I say. That is what the word Akobo translates to in the Anyuak language, though the people who have lived here for generations are overwhelmingly Nuer, not Anyuak, and the river that shares the name loops westwards and north through the same flat country on its way to meet the Baro. The westernmost point of Ethiopia - where the country's map tapers to a finger pressed against South Sudan - sits inside this woreda. From there, the land is swamp in one season and grassland in another, and almost no roads are written on any official document.
The terrain across Akobo is remarkably flat. Elevations hover around 410 metres above sea level, with few distinguishing high points - a landscape where the horizon runs unbroken for kilometres in every direction. Rivers include the Gilo, which feeds into the regional hydrology of the Sobat basin. About ten percent of the woreda is forest according to the Ethiopian Rural Economy Atlas; the rest is savanna and seasonal wetland. There is no paved road network. There are no agricultural cooperatives. Raising livestock is overwhelmingly the primary source of income - which is to say, the primary basis of existence - because farming alongside the annual flood is nearly impossible for anyone who cannot time their planting to a week.
The Baro River entered flood stage on 23 August 2006. Two people drowned. Over 6,000 others were displaced across Akobo and the adjacent woredas. Authorities watched warily as foot-and-mouth disease threatened the cattle - the wealth that the flood had already chased to higher ground - and as malaria spread in the standing water. The 2006 floods were not extraordinary. What was extraordinary was how routinely they recurred. Every rainy season Akobo people and Jekow people drove their cattle to higher land and waited out the water. The houses, temporary by design, dissolved and were rebuilt in rhythm with the rains.
At the start of the Federal Democratic Republic of Ethiopia, Akobo was part of the short-lived Administrative Zone 3. By 2001 the zone had been abolished and Akobo absorbed into Administrative Zone 2. In 2000, the Ethiopian Unity Patriots Front - a rebel group opposed to the EPRDF government in Addis Ababa - captured Akobo and held it until at least 2004. The Ethiopian army eventually returned. Between 2001 and 2007, Akobo was moved into the newly formed Nuer Zone. Its northern kebeles were split off to create the Wanthoa woreda; some eastern kebeles joined Jor. The maps kept redrawing themselves. The people in the cattle camps noted the changes and continued.
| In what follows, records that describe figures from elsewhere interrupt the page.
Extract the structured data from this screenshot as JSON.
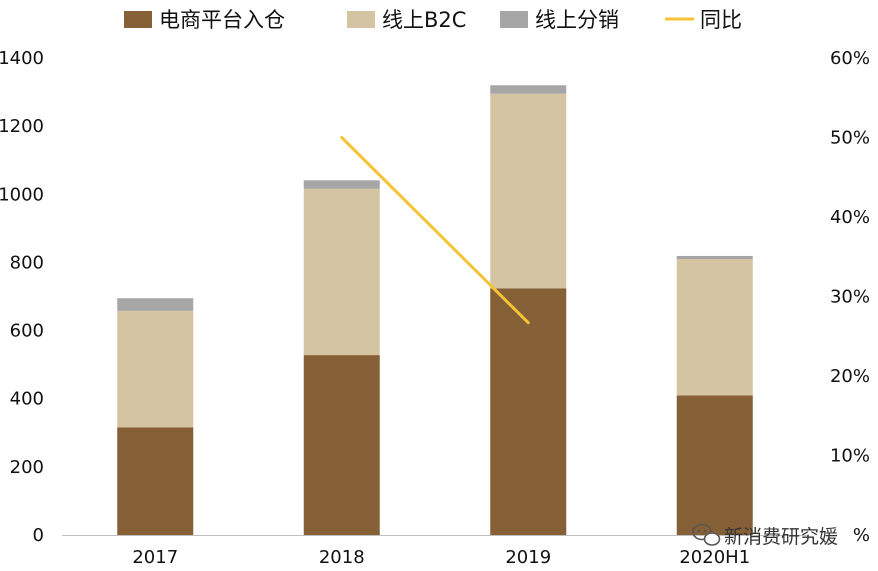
{
  "colors": {
    "platform": "#855F36",
    "b2c": "#D5C4A1",
    "distribution": "#A6A6A6",
    "yoy": "#F5C334",
    "axis": "#BFBFBF",
    "text": "#111111"
  },
  "legend": [
    {
      "key": "platform",
      "label": "电商平台入仓",
      "kind": "box"
    },
    {
      "key": "b2c",
      "label": "线上B2C",
      "kind": "box"
    },
    {
      "key": "distribution",
      "label": "线上分销",
      "kind": "box"
    },
    {
      "key": "yoy",
      "label": "同比",
      "kind": "line"
    }
  ],
  "watermark": {
    "icon": "wechat-icon",
    "text": "新消费研究媛"
  },
  "chart_data": {
    "type": "bar",
    "stacked": true,
    "categories": [
      "2017",
      "2018",
      "2019",
      "2020H1"
    ],
    "series": [
      {
        "name": "电商平台入仓",
        "key": "platform",
        "axis": "left",
        "values": [
          316,
          528,
          724,
          410
        ]
      },
      {
        "name": "线上B2C",
        "key": "b2c",
        "axis": "left",
        "values": [
          342,
          488,
          571,
          400
        ]
      },
      {
        "name": "线上分销",
        "key": "distribution",
        "axis": "left",
        "values": [
          37,
          25,
          25,
          9
        ]
      }
    ],
    "line_series": [
      {
        "name": "同比",
        "key": "yoy",
        "axis": "right",
        "type": "line",
        "points": [
          {
            "category": "2018",
            "value": 0.5
          },
          {
            "category": "2019",
            "value": 0.267
          }
        ]
      }
    ],
    "left_axis": {
      "ylim": [
        0,
        1400
      ],
      "ticks": [
        0,
        200,
        400,
        600,
        800,
        1000,
        1200,
        1400
      ],
      "tick_labels": [
        "0",
        "200",
        "400",
        "600",
        "800",
        "1000",
        "1200",
        "1400"
      ]
    },
    "right_axis": {
      "ylim": [
        0,
        0.6
      ],
      "ticks": [
        0.1,
        0.2,
        0.3,
        0.4,
        0.5,
        0.6
      ],
      "tick_labels": [
        "10%",
        "20%",
        "30%",
        "40%",
        "50%",
        "60%"
      ],
      "zero_label": "%"
    },
    "title": "",
    "xlabel": "",
    "ylabel": "",
    "grid": false,
    "legend_position": "top"
  }
}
The 2007 Ethiopian census recorded a population of 24,674 in Akobo - 14,273 men and 10,401 women, with the skewed sex ratio reflecting patterns of male migration in the pastoral economy. Only six hundred and five people, just under two and a half percent, lived in anything identifiable as a town. The rest lived in cattle camps, seasonal settlements, and homesteads. The 1994 census, which covered more kebeles, recorded ninety-nine point nine four percent of the population as Nuer; the same percentage spoke Nuer as their first language. Protestantism had swept through the Nuer - ninety-six point six seven percent of the 1994 population identified as Protestant, with small numbers of Ethiopian Orthodox and Catholic adherents. Traditional Nuer practice around Kwoth and the leopard-skin chiefs coexists beneath that statistic in ways a census cannot measure.
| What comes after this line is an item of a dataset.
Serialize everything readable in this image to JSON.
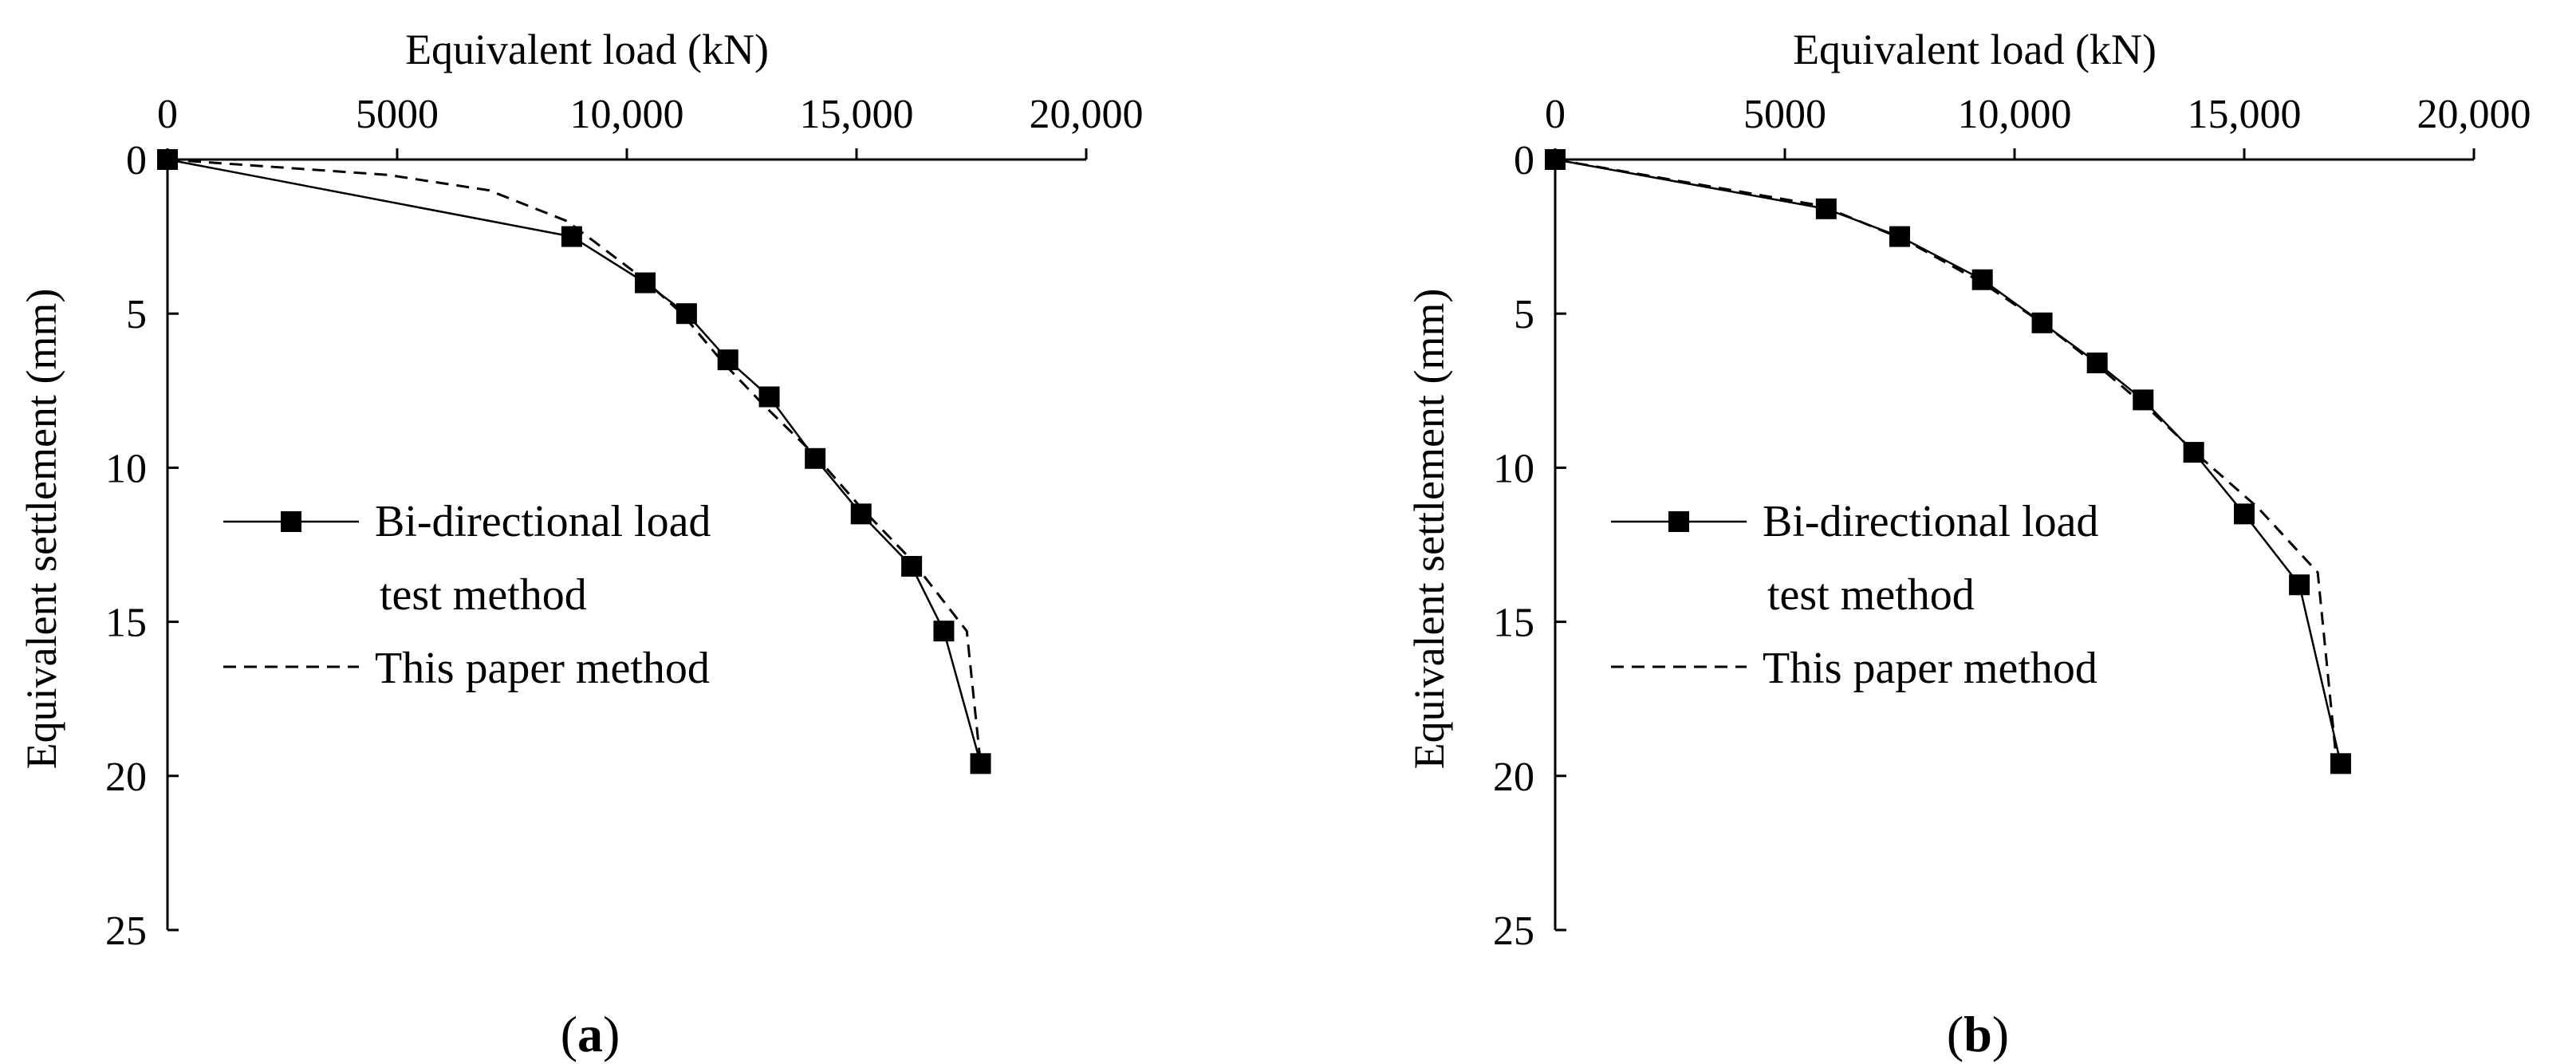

Akobo woreda sits at approximately 8.00 degrees N, 33.50 degrees E in the Gambela Region of western Ethiopia, adjacent to the South Sudan border. Elevation is consistently around 410 metres. The Akoba River forms the border with South Sudan; the Baro flows along the northern edge. Gambela Airport (ICAO HAGM) is the nearest commercial field. The landscape from the air appears dramatically different by season - flooded plain during and after the rains (May-October), dry savanna the rest of the year. The westernmost point of Ethiopia lies within this woreda. Visual navigation during the wet season can be difficult due to expansive surface water.